La cour relève que le nom de l’intéressé et sa référence (NIR) sont facilement identifiables dans les courriers d’information transmis par la caisse et les dates du 5 juillet et 3 août 2018, qui correspondent aux dates de premières constatations médicales retenues par le médecin conseil de la caisse, pouvaient être constatés par l’employeur dans le colloque médico-administratif.
La société qui a eu la faculté de consulter les pièces du dossier ne peut valablement soutenir ne pas avoir eu connaissance des éléments justifiant la modification de la date de la pathologie. Elle ne peut davantage soutenir que le changement du numéro de dossier, interne à l’organisme social, lui fait grief alors que les autres éléments d’identification du dossier étaient inchangés de sorte qu’aucune confusion n’était possible quant au rattachement du courrier de prise en charge à l’instruction préalablement menée.
Ainsi, le changement du numéro de dossier et de date de la maladie est sans incidence sur le caractère contradictoire de la procédure.
Ce moyen inopérant doit être écarté.
sur l’absence de production des certificats médicaux de prolongation:
L’article R. 441-13 du code de sécurité sociale dans sa rédaction applicable à l’instance dispose que « le dossier mentionné aux articles R. 441-8 et R. 461-9 constitué par la caisse primaire comprend ;
1°) la déclaration d’accident du travail ou de maladie professionnelle ;
2°) les divers certificats médicaux détenus par la caisse ;
3°) les constats faits par la caisse primaire ;
4°) les informations communiquées à la caisse par la victime ou ses représentants ainsi que par l’employeur ;
5°) les éléments communiqués par la caisse régionale ou, le cas échéant, tout autre organisme.

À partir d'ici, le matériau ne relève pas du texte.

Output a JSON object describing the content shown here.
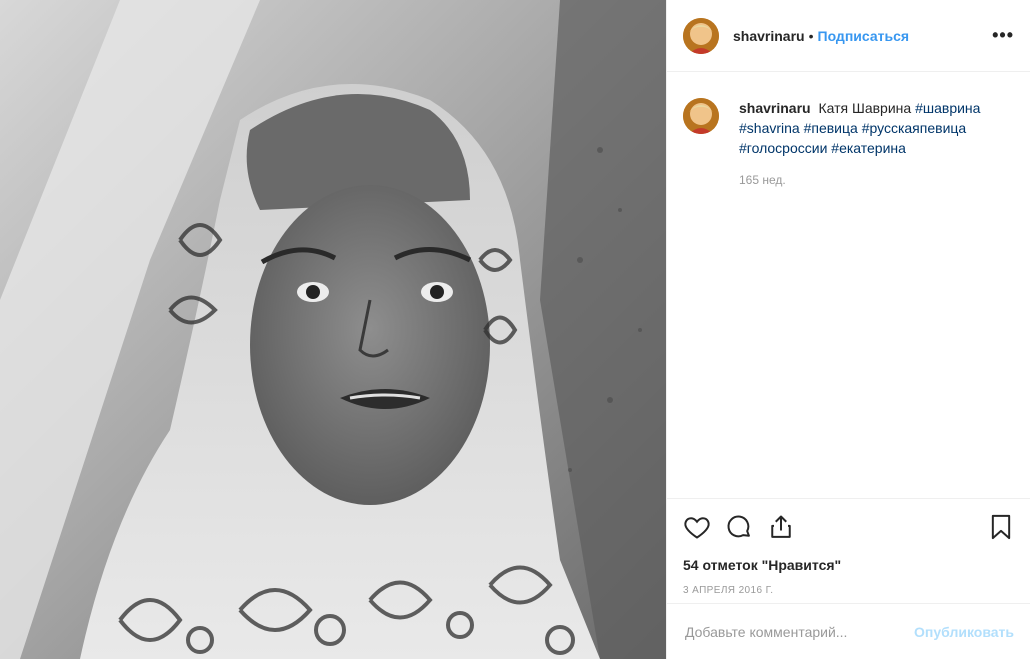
{
  "post": {
    "username": "shavrinaru",
    "separator": "•",
    "follow_label": "Подписаться",
    "more_label": "•••",
    "caption": {
      "username": "shavrinaru",
      "text": "Катя Шаврина",
      "hashtags": [
        "#шаврина",
        "#shavrina",
        "#певица",
        "#русскаяпевица",
        "#голосроссии",
        "#екатерина"
      ],
      "time_ago": "165 нед."
    },
    "likes_text": "54 отметок \"Нравится\"",
    "date": "3 апреля 2016 г.",
    "comment": {
      "placeholder": "Добавьте комментарий...",
      "publish_label": "Опубликовать"
    }
  },
  "icons": {
    "like": "heart-icon",
    "comment": "comment-icon",
    "share": "share-icon",
    "save": "bookmark-icon"
  },
  "colors": {
    "link": "#3897f0",
    "hashtag": "#003569",
    "muted": "#999999",
    "publish_disabled": "#b2dffc"
  }
}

Il peut, à leur demande, être communiqué à l’assuré, ses ayants droit et à l’employeur.
Ce dossier ne peut être communiqué à un tiers que sur demande de l’autorité judiciaire. »
L’absence des certificats médicaux de prolongation telle qu’invoquée par l’employeur est indifférente au regard de la régularité du dossier constitué par la caisse préalablement à sa décision relative à la demande de reconnaissance de maladie professionnelle en ce que ces certificats qui renseignent sur la durée de l’incapacité de travail avant la guérison ou la consolidation sont sans incidence sur la reconnaissance du caractère professionnel de la maladie et n’ont dès lors pas à figurer parmi les pièces du dossier consulté par l’employeur. Aucun manquement au respect du contradictoire ne peut résulter de ce que les certificats médicaux de prolongation n’ont pas été mis à disposition de l’employeur.
Le jugement est donc confirmé en toutes ses dispositions.
Sur les mesures accessoires
La Société, qui succombe à l’instance sera condamnée aux dépens d’appel et déboutée de sa demande au titre de l’article 700 duc code de procédure civile.
Elle sera condamnée à verser à la caisse une somme de 1000 euros sur le fondement de l’article 700 du code de procédure civile.
PAR CES MOTIFS
La cour, après en avoir délibéré, statuant publiquement et par arrêt contradictoire,
Confirme le jugement rendu le 25 mai 2023 par le tribunal judiciaire de Versailles (RG n° 20/01272);
Condamne la société [11] aux dépens d’appel ;
Condamne la société [11] à verser à la [6] une somme de 1000 euros sur le fondement de l’article 700 du code de procédure civile.
Déboute la société [11] de sa demande sur le fondement de l’article 700 du code de procédure civile.
Prononcé par mise à disposition de l’arrêt au greffe de la cour, les parties en ayant été préalablement avisées dans les conditions prévues au deuxième alinéa de l’article 450 du code de procédure civile.
Signé par Madame Marie-Bénédicte JACQUET, conseillère, faisant fonction de présidente, et par Madame Mélissa ESCARPIT, greffière, à laquelle la magistrate signataire a rendu la minute.